Longcock and Vashon know to keep an eye on him.” She took a deep breath, met his eyes. “How many of the aviators have decided to leave?”
“One, but not because of New Eden.”
“Only one?” Astonishment swept across her expression, and a pained emotion that wasn’t relief or gratitude, but somewhere in between. She’d thought it would be much worse, he realized. “Who was it? What was the reason?”
“It was Suskind, the third engineer. A letter caught up to him in Port Fallow yesterday, almost six months out. His wife is due to deliver their first child within a week or two now, and when he saw that we were bringing on three months’ worth of supplies, he asked for leave.”
“God forbid that it takes three months,” Yasmeen said softly. “Suskind? Goddammit. They’re already short by a shoveler. Has Farnsburrow said how he’ll split the third’s duties?”
The head engineer hadn’t made that decision yet, because he was waiting for Yasmeen’s. “I offered to take them.”
Yasmeen frowned at him. “You’re not trained as a stoker.”

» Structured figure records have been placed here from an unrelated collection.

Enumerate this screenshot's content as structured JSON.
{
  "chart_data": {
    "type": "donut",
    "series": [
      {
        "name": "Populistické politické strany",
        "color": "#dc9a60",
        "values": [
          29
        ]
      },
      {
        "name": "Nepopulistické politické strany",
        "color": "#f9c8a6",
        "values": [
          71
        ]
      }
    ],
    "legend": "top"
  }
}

“Not for the engines, but under full steam, the third will spend most of his time shoveling coal. If there’s a problem with the engines or pipes on my watch, I’ll call on Farnsburrow.”
“You can’t be crew.”
Because it would upset the order of authority on the ship—where he already possessed an odd standing outside of the normal rankings, as it was. He knew she worried that his presence in the engine room might put Farnsburrow in the awkward position of giving orders to the captain’s husband.

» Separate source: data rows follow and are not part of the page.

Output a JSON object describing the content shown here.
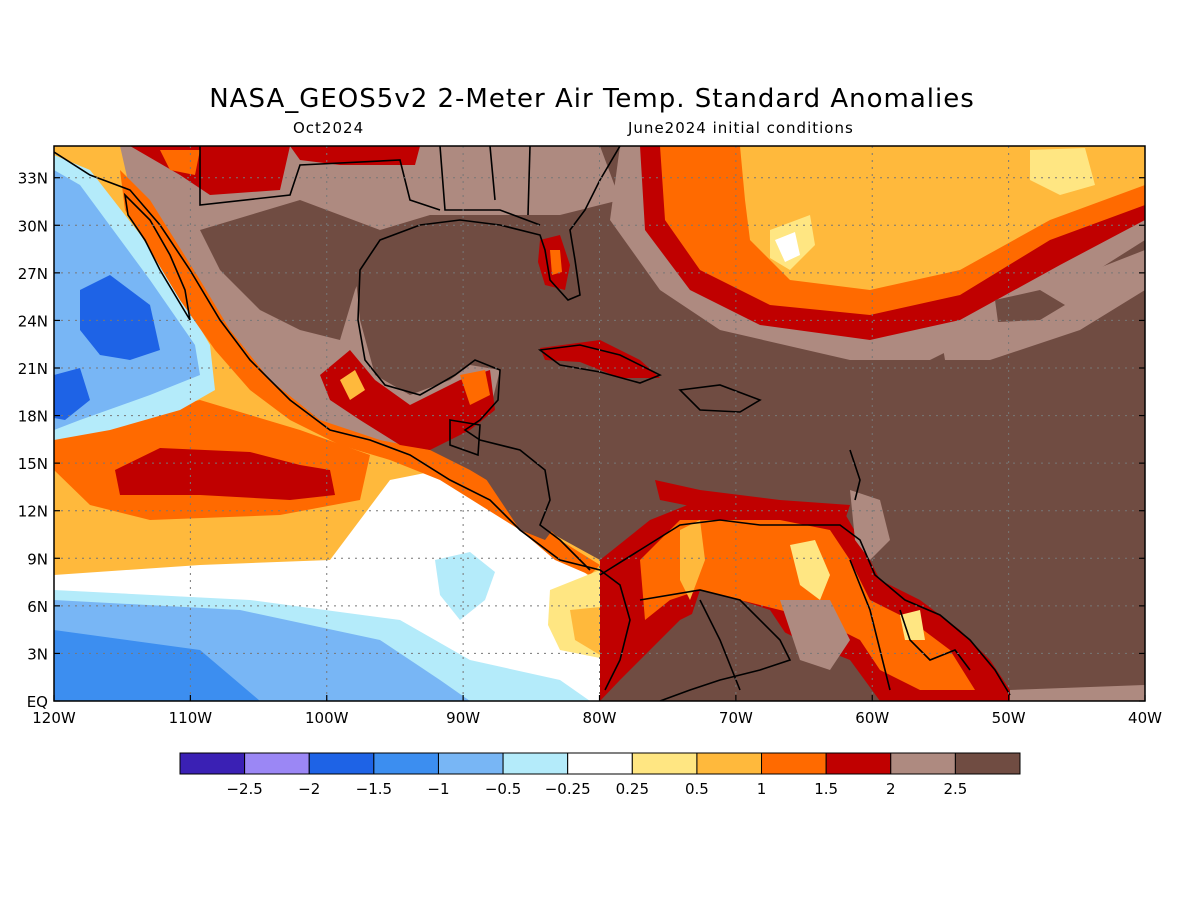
{
  "title": "NASA_GEOS5v2 2-Meter Air Temp. Standard Anomalies",
  "subtitle_left": "Oct2024",
  "subtitle_right": "June2024 initial conditions",
  "map": {
    "lon_range": [
      -120,
      -40
    ],
    "lat_range": [
      0,
      35
    ],
    "grid": true,
    "lon_ticks": [
      {
        "value": -120,
        "label": "120W"
      },
      {
        "value": -110,
        "label": "110W"
      },
      {
        "value": -100,
        "label": "100W"
      },
      {
        "value": -90,
        "label": "90W"
      },
      {
        "value": -80,
        "label": "80W"
      },
      {
        "value": -70,
        "label": "70W"
      },
      {
        "value": -60,
        "label": "60W"
      },
      {
        "value": -50,
        "label": "50W"
      },
      {
        "value": -40,
        "label": "40W"
      }
    ],
    "lat_ticks": [
      {
        "value": 0,
        "label": "EQ"
      },
      {
        "value": 3,
        "label": "3N"
      },
      {
        "value": 6,
        "label": "6N"
      },
      {
        "value": 9,
        "label": "9N"
      },
      {
        "value": 12,
        "label": "12N"
      },
      {
        "value": 15,
        "label": "15N"
      },
      {
        "value": 18,
        "label": "18N"
      },
      {
        "value": 21,
        "label": "21N"
      },
      {
        "value": 24,
        "label": "24N"
      },
      {
        "value": 27,
        "label": "27N"
      },
      {
        "value": 30,
        "label": "30N"
      },
      {
        "value": 33,
        "label": "33N"
      }
    ]
  },
  "colorbar": {
    "colors": [
      "#3a20b4",
      "#9b87f5",
      "#1e63e6",
      "#3c8ef0",
      "#78b6f5",
      "#b4ebfa",
      "#ffffff",
      "#ffe682",
      "#ffb93c",
      "#ff6a00",
      "#c00000",
      "#ae8a80",
      "#704c42"
    ],
    "labels": [
      "−2.5",
      "−2",
      "−1.5",
      "−1",
      "−0.5",
      "−0.25",
      "0.25",
      "0.5",
      "1",
      "1.5",
      "2",
      "2.5"
    ]
  }
}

“I know,” he said. “I’ve told Farnsburrow that I wouldn’t be signing on, just helping out. Just as I’ve helped out on the deck before. None of the aviators gave me orders when something needed to be done; they gave me directions about how to do it.”
It was a small distinction, but an important one. Her frown smoothed and she nodded. “So they did.”
“So I’ll just be there to help shovel during the third’s watch—and I’ll need to do it,” he added. “We had to disassemble the pugilist machine to make room for the autogyros and the extra coal in the cargo hold. I won’t be off this airship for a while, so I might as well sweat at the heart of her.”
Her expression didn’t soften, but he saw the sudden understanding in her eyes. Books and journals would keep him occupied on this journey, but not enough. “You’ll sweat,” she said. “Did Farnsburrow tell you the third’s hours?”
Two shifts every day, one in the dead of night. He nodded. “I’ll survive.”
“He might feel obligated to give you the first’s hours. Don’t let him.”
“I won’t.”
“All right. Your watch starts in thirty minutes, Mr. Fox.” Her lips curved as her gaze moved down his length. “You’ll probably want to change your clothing before you begin shoveling coal into a furnace for four hours.”
He sighed. “The one drawback.”
She laughed and started down the ladder. “I suggest you wear the clothes you use to avoid the zombies. They’re already black.”
* * *
It didn’t matter which clothes he wore. By the middle of his second shift, he’d stripped down to his breeches, sweating from the heat of the furnace and the exertion, covered in coal dust and breathing the engine room’s thick air, humid with steam from the boiler. God, he loved it. Though not exciting in the slightest, the work pushed his body harder than the automaton had. His muscles would pay for it later, he knew, with soreness and exhaustion—and it would likely take a few days to become accustomed to this new schedule. During salvaging runs, he often went weeks on little sleep, but the constant threat of zombies kept him alert, aware of everything around him, and relishing the thrill of every foreign sound.
This offered a different sort of bliss—not from danger, but of shutting everything out. He stuffed cotton into his ears to muffle the deafening roar of the engines, and though his sweat belonged to the furnace, he had his brain to himself for a stretch of four hours.
His head was never a dull place to be.
Naturally, on that night Yasmeen occupied most of his thoughts. She was always a surprise to him. The most incredible surprise. And he’d always known that he’d enjoyed a fair amount of good luck in his life, but her love for him led to an inescapable truth:
Archimedes Fox was the single luckiest man to ever walk the Earth.